Other data types — gravity, particles, clumps, RT
Set datatype to pick the loader. Radiative-transfer data (:rt) is a first-class type; mera files round-trip RT too (savedata/loaddata support it), so the mera path works the same way. On the Strömgren-sphere test run, the total photon density grows as the source ionizes its surroundings:
ts = timeseries("/data/Mera-Tests/rt_stromgren",
d -> (np1 = sum(getvar(d, :Np1)),); # group-1 photon density
datatype = :rt)For particles or clumps, use datatype=:particles / :clumps and reduce the relevant fields (e.g. d -> length(d.data) for a clump count, or a particle-mass sum).
A custom loader
For full control over how each snapshot is read — specific variables, a different data type, special keywords — pass a loader (info -> data).
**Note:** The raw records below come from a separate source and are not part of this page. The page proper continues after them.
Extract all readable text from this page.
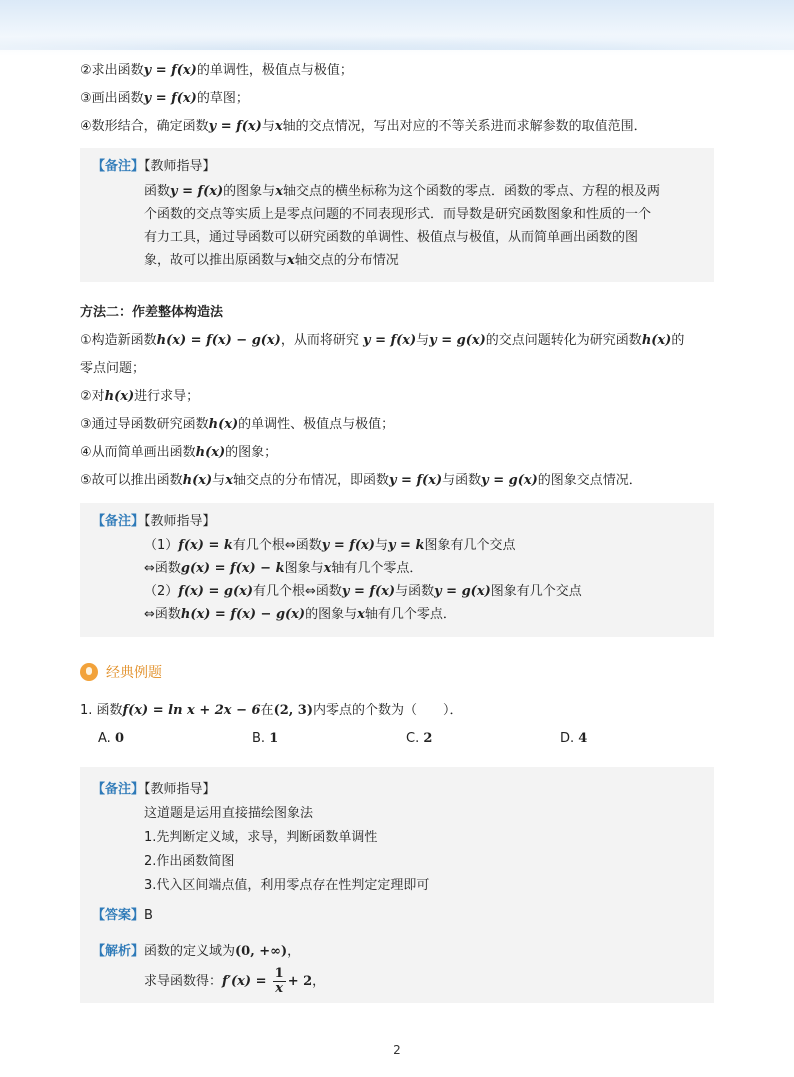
②求出函数y = f(x)的单调性，极值点与极值；
③画出函数y = f(x)的草图；
④数形结合，确定函数y = f(x)与x轴的交点情况，写出对应的不等关系进而求解参数的取值范围．
【备注】【教师指导】
函数y = f(x)的图象与x轴交点的横坐标称为这个函数的零点．函数的零点、方程的根及两
个函数的交点等实质上是零点问题的不同表现形式．而导数是研究函数图象和性质的一个
有力工具，通过导函数可以研究函数的单调性、极值点与极值，从而简单画出函数的图
象，故可以推出原函数与x轴交点的分布情况
方法二：作差整体构造法
①构造新函数h(x) = f(x) − g(x)，从而将研究 y = f(x)与y = g(x)的交点问题转化为研究函数h(x)的
零点问题；
②对h(x)进行求导；
③通过导函数研究函数h(x)的单调性、极值点与极值；
④从而简单画出函数h(x)的图象；
⑤故可以推出函数h(x)与x轴交点的分布情况，即函数y = f(x)与函数y = g(x)的图象交点情况．
【备注】【教师指导】
（1）f(x) = k有几个根⇔函数y = f(x)与y = k图象有几个交点
⇔函数g(x) = f(x) − k图象与x轴有几个零点．
（2）f(x) = g(x)有几个根⇔函数y = f(x)与函数y = g(x)图象有几个交点
⇔函数h(x) = f(x) − g(x)的图象与x轴有几个零点．
经典例题
1. 函数f(x) = ln x + 2x − 6在(2, 3)内零点的个数为（　　）．
A. 0	B. 1	C. 2	D. 4
【备注】【教师指导】
这道题是运用直接描绘图象法
1.先判断定义域，求导，判断函数单调性
2.作出函数简图
3.代入区间端点值，利用零点存在性判定定理即可
【答案】B
【解析】函数的定义域为(0, +∞)，
求导函数得：$f'(x) = \frac{1}{x} + 2$，
2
It overrides the built-in loading:
timeseries(path, d -> maximum(getvar(d, :rho));
loader = info -> gethydro(info, [:rho]; lmax = 6))Options
| keyword | default | meaning |
|---|---|---|
datatype | :hydro | :hydro, :gravity, :particles, :clumps, or :rt |
outputs | :all | :all, a range, or a vector of output numbers |
mera_files | false | read output_*.jld2 mera files instead of RAMSES outputs |
loader | nothing | custom info -> data (overrides datatype/ranges/lmax) |
lmax | info.levelmax | max AMR level to read (hydro/gravity) |
xrange,yrange,zrange,center,range_unit | full box | spatial selection → less RAM |
time_unit | :Myr | unit of the time column — physical by default; :standard for code units (see gettime). Cosmological runs also get redshift/aexp columns |
verbose | true | per-snapshot progress |
notify | false | call notifyme when finished |
See also
checkoutputs— list the outputs available in a run.gethydro,loaddata— the per-snapshot loaders.savedata— convert RAMSES outputs to mera files.gettime— the value in thetimecolumn.